Keunggulan utama krat plastik adalah tingkat kebersihannya (higienitas). Peti kayu memiliki pori-pori kasar yang mudah menyerap cairan telur pecah, air kotor, dan bakteri, sehingga sangat sulit dibersihkan secara sempurna dan rentan menjadi sarang jamur. Sebaliknya, krat plastik berbahan High-Density Polyethylene (HDPE) memiliki permukaan halus yang mudah dicuci bersih dan didisinfeksi setiap kali habis digunakan.
Keunggulan kedua terletak pada kepastian berat (standarisasi). Berat kayu pada peti tradisional dapat berubah-ubah tergantung tingkat kelembapan udara. Saat hujan, kayu menyerap air dan menjadi lebih berat, yang sering memicu perselisihan penimbangan antara penjual dan pembeli. Krat plastik memiliki berat yang pasti dan konstan, sehingga perhitungan netto telur menjadi sangat akurat.

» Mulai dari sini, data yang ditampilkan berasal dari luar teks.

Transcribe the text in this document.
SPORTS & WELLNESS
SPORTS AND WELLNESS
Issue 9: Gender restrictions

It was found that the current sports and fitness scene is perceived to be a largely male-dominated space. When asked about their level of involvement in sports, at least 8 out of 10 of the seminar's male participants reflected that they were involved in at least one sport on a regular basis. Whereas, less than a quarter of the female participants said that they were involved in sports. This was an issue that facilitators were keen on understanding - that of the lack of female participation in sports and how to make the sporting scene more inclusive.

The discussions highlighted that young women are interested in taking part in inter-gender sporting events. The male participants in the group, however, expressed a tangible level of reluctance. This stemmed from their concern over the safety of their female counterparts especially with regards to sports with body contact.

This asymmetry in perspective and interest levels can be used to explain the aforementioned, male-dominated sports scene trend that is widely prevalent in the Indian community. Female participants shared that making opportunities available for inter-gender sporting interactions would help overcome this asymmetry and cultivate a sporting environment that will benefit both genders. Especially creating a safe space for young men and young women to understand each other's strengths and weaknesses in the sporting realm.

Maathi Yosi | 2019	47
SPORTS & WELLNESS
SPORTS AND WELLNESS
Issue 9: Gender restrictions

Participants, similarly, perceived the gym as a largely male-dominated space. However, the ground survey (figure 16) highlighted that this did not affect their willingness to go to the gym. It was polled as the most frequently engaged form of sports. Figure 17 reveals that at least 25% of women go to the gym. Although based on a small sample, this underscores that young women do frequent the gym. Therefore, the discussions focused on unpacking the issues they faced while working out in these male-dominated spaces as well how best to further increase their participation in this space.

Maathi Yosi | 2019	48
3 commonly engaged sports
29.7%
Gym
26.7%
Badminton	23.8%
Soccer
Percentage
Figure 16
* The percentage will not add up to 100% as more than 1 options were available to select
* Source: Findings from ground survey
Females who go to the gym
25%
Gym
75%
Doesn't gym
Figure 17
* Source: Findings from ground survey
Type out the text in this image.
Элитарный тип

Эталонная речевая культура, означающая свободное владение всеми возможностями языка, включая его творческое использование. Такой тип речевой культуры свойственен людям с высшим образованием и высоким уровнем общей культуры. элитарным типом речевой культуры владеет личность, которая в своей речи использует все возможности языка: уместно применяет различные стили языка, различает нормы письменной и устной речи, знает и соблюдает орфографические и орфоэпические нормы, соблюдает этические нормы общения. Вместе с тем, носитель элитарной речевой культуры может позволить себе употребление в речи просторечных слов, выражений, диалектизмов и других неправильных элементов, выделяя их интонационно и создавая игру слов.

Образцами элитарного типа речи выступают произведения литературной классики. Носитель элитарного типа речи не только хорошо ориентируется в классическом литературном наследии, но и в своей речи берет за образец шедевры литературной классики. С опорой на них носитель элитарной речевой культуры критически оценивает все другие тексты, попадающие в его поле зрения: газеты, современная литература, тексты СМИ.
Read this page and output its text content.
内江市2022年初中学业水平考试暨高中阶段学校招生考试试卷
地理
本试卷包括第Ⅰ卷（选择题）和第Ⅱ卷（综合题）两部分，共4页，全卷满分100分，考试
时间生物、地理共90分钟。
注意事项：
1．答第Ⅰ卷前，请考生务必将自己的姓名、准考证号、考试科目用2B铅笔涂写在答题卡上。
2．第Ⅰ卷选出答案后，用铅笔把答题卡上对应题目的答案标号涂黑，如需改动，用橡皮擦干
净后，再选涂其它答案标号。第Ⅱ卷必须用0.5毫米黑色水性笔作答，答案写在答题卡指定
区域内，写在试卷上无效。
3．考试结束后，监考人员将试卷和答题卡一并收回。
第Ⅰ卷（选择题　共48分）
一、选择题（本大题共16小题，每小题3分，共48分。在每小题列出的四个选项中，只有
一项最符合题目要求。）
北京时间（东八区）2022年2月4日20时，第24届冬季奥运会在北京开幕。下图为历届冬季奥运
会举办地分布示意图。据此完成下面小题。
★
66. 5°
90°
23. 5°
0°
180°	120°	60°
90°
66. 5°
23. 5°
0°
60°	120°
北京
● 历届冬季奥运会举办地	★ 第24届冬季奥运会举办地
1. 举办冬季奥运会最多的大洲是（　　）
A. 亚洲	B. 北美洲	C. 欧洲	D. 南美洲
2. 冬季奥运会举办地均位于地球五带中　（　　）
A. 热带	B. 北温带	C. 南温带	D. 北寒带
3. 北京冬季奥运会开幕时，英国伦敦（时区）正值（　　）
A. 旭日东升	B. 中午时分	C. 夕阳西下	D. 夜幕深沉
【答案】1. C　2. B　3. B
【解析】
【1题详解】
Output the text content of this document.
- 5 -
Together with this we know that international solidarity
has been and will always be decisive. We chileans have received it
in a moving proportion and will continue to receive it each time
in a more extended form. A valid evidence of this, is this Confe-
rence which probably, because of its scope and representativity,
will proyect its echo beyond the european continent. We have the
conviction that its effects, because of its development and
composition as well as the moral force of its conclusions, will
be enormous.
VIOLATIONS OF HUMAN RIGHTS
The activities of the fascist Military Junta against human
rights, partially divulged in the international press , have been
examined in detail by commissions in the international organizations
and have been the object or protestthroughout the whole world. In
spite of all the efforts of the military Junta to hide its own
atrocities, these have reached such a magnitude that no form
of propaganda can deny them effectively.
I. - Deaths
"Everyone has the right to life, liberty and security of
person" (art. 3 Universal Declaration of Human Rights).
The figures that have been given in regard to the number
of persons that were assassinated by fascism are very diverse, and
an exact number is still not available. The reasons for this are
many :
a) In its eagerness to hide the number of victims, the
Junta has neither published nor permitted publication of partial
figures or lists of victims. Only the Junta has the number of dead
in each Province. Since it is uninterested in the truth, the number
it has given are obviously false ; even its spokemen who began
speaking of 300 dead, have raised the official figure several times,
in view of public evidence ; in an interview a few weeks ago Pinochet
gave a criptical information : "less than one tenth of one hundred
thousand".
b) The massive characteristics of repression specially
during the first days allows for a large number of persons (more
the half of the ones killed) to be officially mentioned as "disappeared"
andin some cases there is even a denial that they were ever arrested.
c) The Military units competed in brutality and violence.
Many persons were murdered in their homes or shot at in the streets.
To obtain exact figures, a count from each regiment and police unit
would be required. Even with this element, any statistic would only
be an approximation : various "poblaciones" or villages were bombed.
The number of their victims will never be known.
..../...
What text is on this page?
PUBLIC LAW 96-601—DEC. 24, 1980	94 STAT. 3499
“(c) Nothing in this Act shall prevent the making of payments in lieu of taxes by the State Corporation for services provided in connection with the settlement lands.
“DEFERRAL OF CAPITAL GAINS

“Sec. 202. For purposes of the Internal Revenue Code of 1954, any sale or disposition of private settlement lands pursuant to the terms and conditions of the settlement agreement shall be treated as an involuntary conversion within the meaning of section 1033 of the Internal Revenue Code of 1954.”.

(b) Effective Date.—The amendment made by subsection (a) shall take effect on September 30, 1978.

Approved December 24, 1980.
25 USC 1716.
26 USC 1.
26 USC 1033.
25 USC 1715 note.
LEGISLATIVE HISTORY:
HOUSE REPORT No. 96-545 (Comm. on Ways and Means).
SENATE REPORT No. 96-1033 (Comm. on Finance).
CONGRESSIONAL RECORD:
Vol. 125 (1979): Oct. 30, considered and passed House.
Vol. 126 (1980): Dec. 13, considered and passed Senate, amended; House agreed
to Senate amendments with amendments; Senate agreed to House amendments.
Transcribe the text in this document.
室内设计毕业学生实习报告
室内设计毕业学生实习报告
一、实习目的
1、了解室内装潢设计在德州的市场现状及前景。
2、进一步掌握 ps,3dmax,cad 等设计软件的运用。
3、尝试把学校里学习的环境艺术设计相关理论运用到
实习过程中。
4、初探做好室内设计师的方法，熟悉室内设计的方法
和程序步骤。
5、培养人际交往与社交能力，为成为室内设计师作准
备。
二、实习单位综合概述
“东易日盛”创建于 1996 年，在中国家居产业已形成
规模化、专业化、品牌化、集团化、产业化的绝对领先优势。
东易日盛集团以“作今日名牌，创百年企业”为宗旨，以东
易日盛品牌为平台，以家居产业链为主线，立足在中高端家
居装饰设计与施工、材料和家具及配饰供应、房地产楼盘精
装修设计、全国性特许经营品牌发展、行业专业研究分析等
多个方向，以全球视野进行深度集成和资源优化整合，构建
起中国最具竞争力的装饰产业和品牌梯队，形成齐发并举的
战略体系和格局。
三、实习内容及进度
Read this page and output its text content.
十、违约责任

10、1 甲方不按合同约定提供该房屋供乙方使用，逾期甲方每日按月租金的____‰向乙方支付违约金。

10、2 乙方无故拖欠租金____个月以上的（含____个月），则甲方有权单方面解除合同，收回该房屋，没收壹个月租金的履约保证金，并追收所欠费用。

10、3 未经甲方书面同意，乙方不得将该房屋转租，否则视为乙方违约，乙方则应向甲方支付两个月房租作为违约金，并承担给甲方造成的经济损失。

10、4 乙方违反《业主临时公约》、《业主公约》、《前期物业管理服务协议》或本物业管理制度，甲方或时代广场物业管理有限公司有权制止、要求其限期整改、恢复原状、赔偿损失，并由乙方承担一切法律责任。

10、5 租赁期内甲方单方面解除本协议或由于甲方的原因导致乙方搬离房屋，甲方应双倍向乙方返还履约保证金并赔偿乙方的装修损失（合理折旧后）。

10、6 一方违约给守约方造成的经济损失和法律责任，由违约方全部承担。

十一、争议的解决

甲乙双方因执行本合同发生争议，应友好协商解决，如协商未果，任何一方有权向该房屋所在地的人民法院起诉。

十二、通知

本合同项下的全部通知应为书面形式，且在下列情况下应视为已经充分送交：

Dari sisi perlindungan barang, desain molded pada krat plastik dirancang presisi sesuai lekuk egg tray. Tumpukan krat plastik dapat saling mengunci (interlocking) dengan stabil saat disusun tinggi di atas armada truk pengangkut. Hal ini meminimalisir guncangan samping dan menekan persentase telur retak selama perjalanan jauh antarkota.
Meskipun investasi awal pembelian krat plastik lebih tinggi dibanding peti kayu, ketahanan krat plastik yang dapat digunakan hingga bertahun-tahun menjadikannya pilihan investasi yang jauh lebih hemat dan efisien untuk jangka panjang.